Faut-il supprimer le Premier ministre?
INSTITUTIONS•Près de 36.3% des Français y sont favorables...Thibaut Le Gal
Ils veulent la peau du Premier ministre. Pas celle de Manuel Valls, mais de la fonction. Un proche de l’actuel résident de Matignon, Luc Carvounas, sort lundi La politique autrement (éd. Jean Jaurès). Dans son essai sur la réforme des institutions, le sénateur socialiste propose notamment de supprimer le poste de chef de gouvernement. «Il est important d’ouvrir un débat sur le fonctionnement de nos institutions. Ce sera un thème important lors de la prochaine campagne présidentielle car la démocratie doit trouver un nouveau souffle».
D’après un sondage exclusif de YouGov pour 20 Minutes, 36.3% des Français y sont favorables (44.6% sont contre, 19.2% ne se prononcent pas). La proposition trouve un certain écho dans l’opinion, mais n’est pas nouvelle. Si Simone Veil avançait déjà cette idée en 1991, elle refait surface depuis quelques semaines au sein de la classe politique. «Depuis l’origine de la Ve République, la dyarchie de l’exécutif est un défaut structurel de notre Constitution», reconnaît Dominique Rousseau, professeur de droit constitutionnel et ancien membre de la commission Jospin. «Contrairement aux autres pays européens, la France a un exécutif à deux têtes. La question est de savoir laquelle on supprime».
«Le président ne peut plus être au-dessus de la mêlée»

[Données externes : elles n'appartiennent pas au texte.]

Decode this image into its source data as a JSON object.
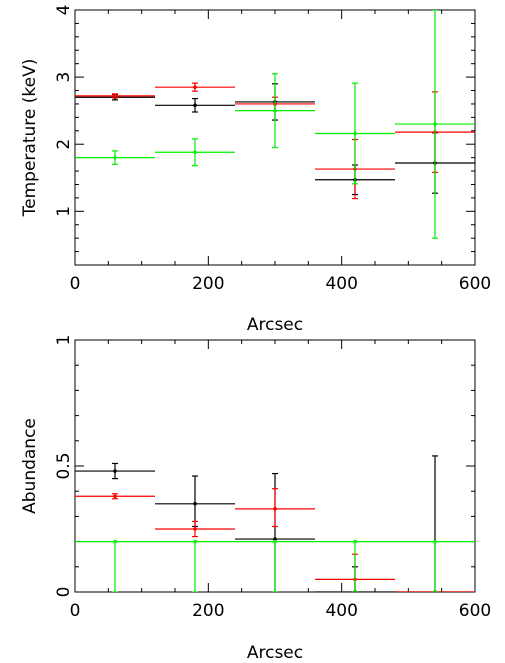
{
  "chart_data": [
    {
      "type": "scatter",
      "title": "",
      "xlabel": "Arcsec",
      "ylabel": "Temperature (keV)",
      "xlim": [
        0,
        600
      ],
      "ylim": [
        0.2,
        4
      ],
      "xticks": [
        "0",
        "200",
        "400",
        "600"
      ],
      "yticks": [
        "1",
        "2",
        "3",
        "4"
      ],
      "grid": false,
      "series": [
        {
          "color": "#000000",
          "x": [
            60,
            180,
            300,
            420,
            540
          ],
          "xerr": [
            60,
            60,
            60,
            60,
            60
          ],
          "y": [
            2.7,
            2.58,
            2.63,
            1.47,
            1.72
          ],
          "yerr": [
            0.04,
            0.1,
            0.27,
            0.22,
            0.45
          ]
        },
        {
          "color": "#ff0000",
          "x": [
            60,
            180,
            300,
            420,
            540
          ],
          "xerr": [
            60,
            60,
            60,
            60,
            60
          ],
          "y": [
            2.72,
            2.85,
            2.6,
            1.63,
            2.18
          ],
          "yerr": [
            0.03,
            0.06,
            0.1,
            0.44,
            0.6
          ]
        },
        {
          "color": "#00ee00",
          "x": [
            60,
            180,
            300,
            420,
            540
          ],
          "xerr": [
            60,
            60,
            60,
            60,
            60
          ],
          "y": [
            1.8,
            1.88,
            2.5,
            2.16,
            2.3
          ],
          "yerr": [
            0.1,
            0.2,
            0.55,
            0.75,
            1.7
          ]
        }
      ]
    },
    {
      "type": "scatter",
      "title": "",
      "xlabel": "Arcsec",
      "ylabel": "Abundance",
      "xlim": [
        0,
        600
      ],
      "ylim": [
        0,
        1
      ],
      "xticks": [
        "0",
        "200",
        "400",
        "600"
      ],
      "yticks": [
        "0",
        "0.5",
        "1"
      ],
      "grid": false,
      "series": [
        {
          "color": "#000000",
          "x": [
            60,
            180,
            300,
            420,
            540
          ],
          "xerr": [
            60,
            60,
            60,
            60,
            60
          ],
          "y": [
            0.48,
            0.35,
            0.21,
            0.0,
            0.0
          ],
          "yerr_low": [
            0.03,
            0.09,
            0.21,
            0.0,
            0.0
          ],
          "yerr_high": [
            0.03,
            0.11,
            0.26,
            0.1,
            0.54
          ]
        },
        {
          "color": "#ff0000",
          "x": [
            60,
            180,
            300,
            420,
            540
          ],
          "xerr": [
            60,
            60,
            60,
            60,
            60
          ],
          "y": [
            0.38,
            0.25,
            0.33,
            0.05,
            0.0
          ],
          "yerr_low": [
            0.01,
            0.03,
            0.07,
            0.05,
            0.0
          ],
          "yerr_high": [
            0.01,
            0.03,
            0.08,
            0.1,
            0.0
          ]
        },
        {
          "color": "#00ee00",
          "x": [
            60,
            180,
            300,
            420,
            540
          ],
          "xerr": [
            60,
            60,
            60,
            60,
            60
          ],
          "y": [
            0.2,
            0.2,
            0.2,
            0.2,
            0.2
          ],
          "yerr_low": [
            0.2,
            0.2,
            0.2,
            0.2,
            0.2
          ],
          "yerr_high": [
            0.0,
            0.0,
            0.0,
            0.0,
            0.0
          ]
        }
      ]
    }
  ]
}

Dans Je ne me tairai plus, paru en octobre, Claude Bartolone estime que la Ve République est à bout de souffle. «Les fonctions de Premier ministre et de président de la République se brouillent un peu plus chaque jour», explique le président de l'Assemblée nationale. «Nous avons mis les présidents de la République à l'abri, derrière de larges murailles, et demandé aux Premiers ministres d'assumer la responsabilité de décisions prises à l'Elysée».
Même constat chez Yann Galut, et les membres de son courant PS, «Cohérence socialiste». «L’époque a changé. Le président ne peut plus être celui qui trace le cap général, au-dessus de la mêlée», insiste le député. «Les Français attendent de François Hollande qu’il monte au front. Faisant ce constant, il nous a semblé que le poste de Premier ministre n’avait plus aucun sens». A droite, François Fillon avait plaidé pour une disparition à terme de la fonction dès 2007. Nicolas Sarkozy s'y est lui récemment opposé, «parce qu'il est important d'être secondé».
Plus de pouvoir au Parlement
Les partisans de la suppression souhaitent rééquilibrer le pouvoir en faveur du Parlement et supprimer le droit de dissolution du président. «Ce rééquilibrage nous évitera des mesures, décidées par le chef de l'Etat seul, et donc intouchables, à l'image du CICE», regrette Yann Galut.
Une mission sur l’avenir des institutions vient d'être mandatée. Elle compte 11 personnalités et 11 parlementaires et est présidée par l’historien Michel Winock et Claude Bartolone. «Il faut trouver comment revitaliser la démocratie. Il faut que les institutions bougent: il ne suffit pas de supprimer des députés ou le poste de Premier ministre, pour répondre à la défiance généralisée vis-à-vis de la classe politique», lâche un ministre. «Si on ne répond pas à ce vide, ceux qui contestent le système ne pourront que se développer».